Getting a list of locations within a triangle in the form of x,y positions

Question

Let's say I have a triangle given by the three integer vertices (x1,y1), (x2,y2) and (x3,y3). What sort of algorithm can I use to return a comprehensive list of ALL (x,y) integer pairs that lie inside the triangle.

Answer 1

The following algorithm should be appropriate:

1. Sort the triangle vertices by x coordinate in increasing order.
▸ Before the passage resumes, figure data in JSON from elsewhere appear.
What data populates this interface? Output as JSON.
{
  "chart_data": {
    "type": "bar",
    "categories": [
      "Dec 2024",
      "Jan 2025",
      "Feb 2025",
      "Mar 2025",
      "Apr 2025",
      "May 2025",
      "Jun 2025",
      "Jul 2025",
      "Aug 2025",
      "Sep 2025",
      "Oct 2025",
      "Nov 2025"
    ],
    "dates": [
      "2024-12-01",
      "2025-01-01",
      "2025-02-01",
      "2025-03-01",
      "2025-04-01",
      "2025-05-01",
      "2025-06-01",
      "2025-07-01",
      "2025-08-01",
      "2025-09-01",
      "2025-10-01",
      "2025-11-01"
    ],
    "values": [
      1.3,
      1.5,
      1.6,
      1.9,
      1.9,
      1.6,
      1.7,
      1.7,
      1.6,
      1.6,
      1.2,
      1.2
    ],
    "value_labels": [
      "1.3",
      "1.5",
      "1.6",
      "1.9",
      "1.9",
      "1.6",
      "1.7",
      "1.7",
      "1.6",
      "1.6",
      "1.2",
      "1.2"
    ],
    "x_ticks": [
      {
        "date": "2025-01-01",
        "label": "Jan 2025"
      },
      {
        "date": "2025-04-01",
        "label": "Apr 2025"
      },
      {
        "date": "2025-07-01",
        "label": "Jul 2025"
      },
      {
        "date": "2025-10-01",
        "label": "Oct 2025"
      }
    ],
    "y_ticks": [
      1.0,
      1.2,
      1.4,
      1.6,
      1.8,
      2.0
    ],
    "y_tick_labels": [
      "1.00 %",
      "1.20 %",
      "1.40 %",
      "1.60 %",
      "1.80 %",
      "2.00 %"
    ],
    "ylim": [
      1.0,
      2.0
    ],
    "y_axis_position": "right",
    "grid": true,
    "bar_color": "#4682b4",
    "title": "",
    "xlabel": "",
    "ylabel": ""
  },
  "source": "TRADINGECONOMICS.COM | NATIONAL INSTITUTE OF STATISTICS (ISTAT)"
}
Now we have two segments (1-2 and 2-3) on the one side (top or bottom), and one segment from the other one (1-3).

2. Compute coefficients of equations of lines (which contain the segments):

   A * x + B * y + C = 0
   A = y2 - y1
   B = x1 - x2
   C = x2 * y1 - x1 * y2
   

   There (x1, y1) and (x2, y2) are two points of the line.

3. For each of ranges [x1, x2), (x2, x3], and x2 (special case) iterate over integer points in ranges and do the following for every x:

   1. Find top bound as y_top = (- A1 * x - C1) div B1.
   2. Find bottom bound as y_bottom = (- A2 * y - C2 - 1) div B2 + 1.
   3. Add all points between (x, y_bottom) and (x, y_top) to the result.

This algorithm is for not strictly internal vertices. For strictly internal vertices items 3.1 and 3.2 slightly differ.